Yale researchers made the discovery in a new scientific study

Mar 19, 2014 14:36 GMT  ·  By
Senile plaques seen in the cerebral cortex in a patient with Alzheimer disease
   Senile plaques seen in the cerebral cortex in a patient with Alzheimer disease

A group of scientists based at the Yale University argues in a new scientific paper that the molecular changes that lead to neurofibrillary tangles in the human brain may originate in highly-evolved brain circuits affected by old age. These tangles are one of the hallmarks associated with Alzheimer's disease, a neurodegenerative form of dementia that represents a worsening public health problem globally.

In a paper published in the March 17 issue of the esteemed journal Proceedings of the National Academy of Sciences (PNAS), the Yale group reveals that old age makes these circuits more likely to experience the type of errors that lead to the development of such tangles. The latter are structures containing a hyperphosphorylated version of the tau protein, the primary Alzheimer's marker.

Despite the fact that neurofibrillary tangles (NFT) have come under intense scrutiny over the past few years, researchers still do not know how these structures assemble. Studies have also failed to properly clarify if they play a central role in the development of dementia or are simply associated with it. What researchers do know is that old age is a significant risk factor for both NFT and Alzheimer's.

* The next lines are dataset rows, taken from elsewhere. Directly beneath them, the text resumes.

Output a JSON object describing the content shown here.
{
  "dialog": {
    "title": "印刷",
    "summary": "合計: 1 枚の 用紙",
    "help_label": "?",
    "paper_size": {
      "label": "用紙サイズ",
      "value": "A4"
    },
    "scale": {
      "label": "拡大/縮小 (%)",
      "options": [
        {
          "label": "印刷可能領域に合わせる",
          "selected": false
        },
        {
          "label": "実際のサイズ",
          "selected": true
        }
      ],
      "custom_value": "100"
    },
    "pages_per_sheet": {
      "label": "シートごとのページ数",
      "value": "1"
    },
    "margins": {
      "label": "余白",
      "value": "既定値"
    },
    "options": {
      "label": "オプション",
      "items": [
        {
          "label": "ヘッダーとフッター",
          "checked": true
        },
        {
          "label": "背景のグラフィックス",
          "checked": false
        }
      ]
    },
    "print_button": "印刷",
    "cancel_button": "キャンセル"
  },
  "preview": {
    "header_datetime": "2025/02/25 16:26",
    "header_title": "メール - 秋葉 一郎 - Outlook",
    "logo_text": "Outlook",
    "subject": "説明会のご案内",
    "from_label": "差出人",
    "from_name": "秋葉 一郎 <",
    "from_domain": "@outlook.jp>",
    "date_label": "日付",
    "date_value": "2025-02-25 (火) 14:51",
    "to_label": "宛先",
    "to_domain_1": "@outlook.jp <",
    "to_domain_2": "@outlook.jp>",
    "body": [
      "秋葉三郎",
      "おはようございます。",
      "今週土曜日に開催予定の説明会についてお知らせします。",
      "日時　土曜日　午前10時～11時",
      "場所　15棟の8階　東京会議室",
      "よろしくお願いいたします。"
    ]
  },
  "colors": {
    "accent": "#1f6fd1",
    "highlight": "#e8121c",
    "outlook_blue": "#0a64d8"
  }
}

The new results may also go a long way towards explaining why the sensory cortex remains largely unaffected by neurodegenerative dementia, while more advanced circuitry underlying cognition and other higher aspects of the brain are so vulnerable. Scientists agree that discovering the molecular agents underlying this difference will be key to addressing this disorder.

“We hope that understanding the key molecular alterations that occur with advancing age can provide new strategies for disease prevention,” says senior study co-author Amy F.T. Arnsten, who is a professor of neurobiology at the university. The other members of the study team are researchers Becky C. Carlyle, Angus Nairn, and Constantinos D. Paspalas, all from Yale.

“This insight into one pathway by which tau may influence the onset and progression of Alzheimer’s disease takes us a step closer to unraveling this complex and devastating disorder,” explains US National Institutes of Health expert Dr. Molly Wagster. NIH partially supported this research.

The team explains that tau proteins exist naturally in the brain and that they do not usually cause trouble. Before the onset of dementia, their structure is modified through a process called phosphorylation, which makes the molecules sticky and more likely to clump up together. Hyperphosphorylated tau proteins are extremely likely to form NFT.

Most often, these modified proteins start to clump up around synapses between neurons in higher brain circuits. “Now that we begin to see what makes neurons vulnerable, we may be able to protect cells with treatments that mimic the protective effects of [naturally-occurring enzymes in the young brain],” Arnsten says.